I’ve backed a few projects for interesting items, but not too many. It’s usually a very long wait to get whatever it is, you’re limited when it comes to any kind of refund (usually you’re SOL) if you end up not liking it, no opportunity to see any kind of reviews to make a decision beforehand. It really is best to think of it like donating to someone you want to support and getting a hopefully snazzy gift at the end, rather than traditional shopping. A lot of people think of it more like shopping and end up very unhappy with the process.
I also used to work for a company that has released several games via Kickstarter, all wildly successful. It’s a fantastic tool that’s also really really easy to jump into without enough planning.

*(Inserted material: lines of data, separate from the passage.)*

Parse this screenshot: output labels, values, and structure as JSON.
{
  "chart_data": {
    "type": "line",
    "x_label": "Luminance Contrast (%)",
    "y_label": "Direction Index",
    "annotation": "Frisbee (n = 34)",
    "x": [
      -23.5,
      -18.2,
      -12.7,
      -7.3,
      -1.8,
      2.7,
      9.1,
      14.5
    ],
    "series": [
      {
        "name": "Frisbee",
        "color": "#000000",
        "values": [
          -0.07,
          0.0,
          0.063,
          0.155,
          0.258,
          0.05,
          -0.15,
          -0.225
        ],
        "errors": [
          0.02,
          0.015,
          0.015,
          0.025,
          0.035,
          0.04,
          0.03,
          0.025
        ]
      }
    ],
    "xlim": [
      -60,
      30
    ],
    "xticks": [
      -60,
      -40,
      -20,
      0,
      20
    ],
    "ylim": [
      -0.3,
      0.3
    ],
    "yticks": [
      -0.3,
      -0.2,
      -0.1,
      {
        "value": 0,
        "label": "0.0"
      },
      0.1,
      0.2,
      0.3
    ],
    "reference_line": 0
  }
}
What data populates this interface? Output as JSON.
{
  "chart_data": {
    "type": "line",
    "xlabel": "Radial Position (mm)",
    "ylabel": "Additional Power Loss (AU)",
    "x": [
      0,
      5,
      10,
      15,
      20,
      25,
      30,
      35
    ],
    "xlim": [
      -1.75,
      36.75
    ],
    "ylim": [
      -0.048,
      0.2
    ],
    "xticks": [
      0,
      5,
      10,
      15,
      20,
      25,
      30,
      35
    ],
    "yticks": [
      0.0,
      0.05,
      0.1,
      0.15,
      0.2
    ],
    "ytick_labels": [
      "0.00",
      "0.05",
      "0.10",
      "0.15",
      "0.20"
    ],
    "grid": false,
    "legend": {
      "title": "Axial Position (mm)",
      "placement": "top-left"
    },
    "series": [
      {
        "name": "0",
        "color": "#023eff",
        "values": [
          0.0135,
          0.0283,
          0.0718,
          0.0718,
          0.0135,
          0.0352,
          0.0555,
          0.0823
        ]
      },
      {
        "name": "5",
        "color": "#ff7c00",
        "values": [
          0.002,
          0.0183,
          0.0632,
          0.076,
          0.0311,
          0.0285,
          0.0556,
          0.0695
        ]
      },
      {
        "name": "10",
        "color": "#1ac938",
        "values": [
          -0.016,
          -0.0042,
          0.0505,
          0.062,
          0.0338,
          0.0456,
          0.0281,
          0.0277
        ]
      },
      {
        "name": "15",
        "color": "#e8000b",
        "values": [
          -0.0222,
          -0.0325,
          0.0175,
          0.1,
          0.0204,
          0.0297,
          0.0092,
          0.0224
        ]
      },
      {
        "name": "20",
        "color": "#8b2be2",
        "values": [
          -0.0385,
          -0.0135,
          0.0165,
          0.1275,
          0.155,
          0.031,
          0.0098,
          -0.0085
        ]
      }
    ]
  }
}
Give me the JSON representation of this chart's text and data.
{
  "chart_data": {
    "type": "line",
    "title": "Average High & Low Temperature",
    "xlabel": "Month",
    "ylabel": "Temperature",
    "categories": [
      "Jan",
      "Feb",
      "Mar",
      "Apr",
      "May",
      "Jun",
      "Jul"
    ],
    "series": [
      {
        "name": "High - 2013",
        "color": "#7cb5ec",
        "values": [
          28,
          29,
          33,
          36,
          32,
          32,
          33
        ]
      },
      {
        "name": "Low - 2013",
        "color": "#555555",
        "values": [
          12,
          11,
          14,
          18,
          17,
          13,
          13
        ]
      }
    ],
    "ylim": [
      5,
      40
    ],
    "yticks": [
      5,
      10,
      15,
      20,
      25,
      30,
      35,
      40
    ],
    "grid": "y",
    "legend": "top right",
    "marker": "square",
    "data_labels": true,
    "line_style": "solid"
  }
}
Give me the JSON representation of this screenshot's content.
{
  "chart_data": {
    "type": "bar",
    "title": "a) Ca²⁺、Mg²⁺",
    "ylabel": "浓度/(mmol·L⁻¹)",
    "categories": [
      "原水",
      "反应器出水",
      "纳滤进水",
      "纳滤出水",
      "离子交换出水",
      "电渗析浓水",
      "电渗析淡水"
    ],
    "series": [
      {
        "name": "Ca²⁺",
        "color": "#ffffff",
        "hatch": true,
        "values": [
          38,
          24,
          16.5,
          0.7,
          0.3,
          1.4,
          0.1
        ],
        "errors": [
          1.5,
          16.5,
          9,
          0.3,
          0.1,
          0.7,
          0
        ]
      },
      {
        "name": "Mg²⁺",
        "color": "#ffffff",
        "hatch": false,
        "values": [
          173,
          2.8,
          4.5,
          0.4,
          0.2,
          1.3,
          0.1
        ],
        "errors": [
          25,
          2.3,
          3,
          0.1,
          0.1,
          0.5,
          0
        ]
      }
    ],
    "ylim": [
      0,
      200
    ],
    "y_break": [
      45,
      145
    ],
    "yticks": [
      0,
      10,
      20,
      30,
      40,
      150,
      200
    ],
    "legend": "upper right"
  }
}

What happens when you’re just a guy (or couple of guys) working out of a basement, thinking you’ll maybe get just enough funding from a couple hundred people but then the project goes viral and you have thousands of orders to fulfill? Where do you put your product then? How do you pack and ship that much in a timely fashion? Is your manufacturing being done in China? If so, have you planned around Chinese New Year? Do you have any kind of customer support updating all of the people that have questions, keeping them in the loop, etc.? How are you handling overseas shipping? Have you thought about VAT?
All of that (and more!) are questions a lot of people don’t ask themselves before deciding to crowdfund a thing, then they end up way over their heads when reality hits. I was the sole customer service person for the small company I was with, and Kickstarter time was… exciting.
Well said. As you note, campaigns that go viral can (and have) overwhelmed their creators. I’ve had several campaigns that I’ve backed that have been a year or more late (I’m still waiting on an RPG book that’s about 2 years overdue, though that’s in large part to the author suffering health issues). I’ve only had one crowdfunded project not come through at all, but at least, for that one, I was only out $20.
I’ve backed a couple projects. My wife backed those Fidget Cubes that were all the rage and they came out looking nice. Better than the cheap knock-offs anyway. I backed a video game that released on time but was completely disappointing. I backed another game that hasn’t released yet but it’s by a reputable company with a real history so I’m not too worried. And I backed some dice which came out looking nice. I have another set of dice in the making.
One common thread was that everything so far except the digital games has been at least a little late. For the physical goods, it was manufacturing delays where the original samples didn’t meet quality standards and stuff like that. I believe the Fidget Cube guys were swamped with orders they weren’t expecting and then didn’t like the original cubes to come off the line (rumor is that the early knock-offs were the rejected line sold to someone else). The dice I received were late due to the initial resin samples being rejected. The ones I’m waiting on were also initially rejected. So I wouldn’t Kickstart anything with the assumption that it’s going to come in on time. On the other hand, I haven’t had a “Never came at all” issue yet, mainly because I’ve limited myself to people with previous work in their field.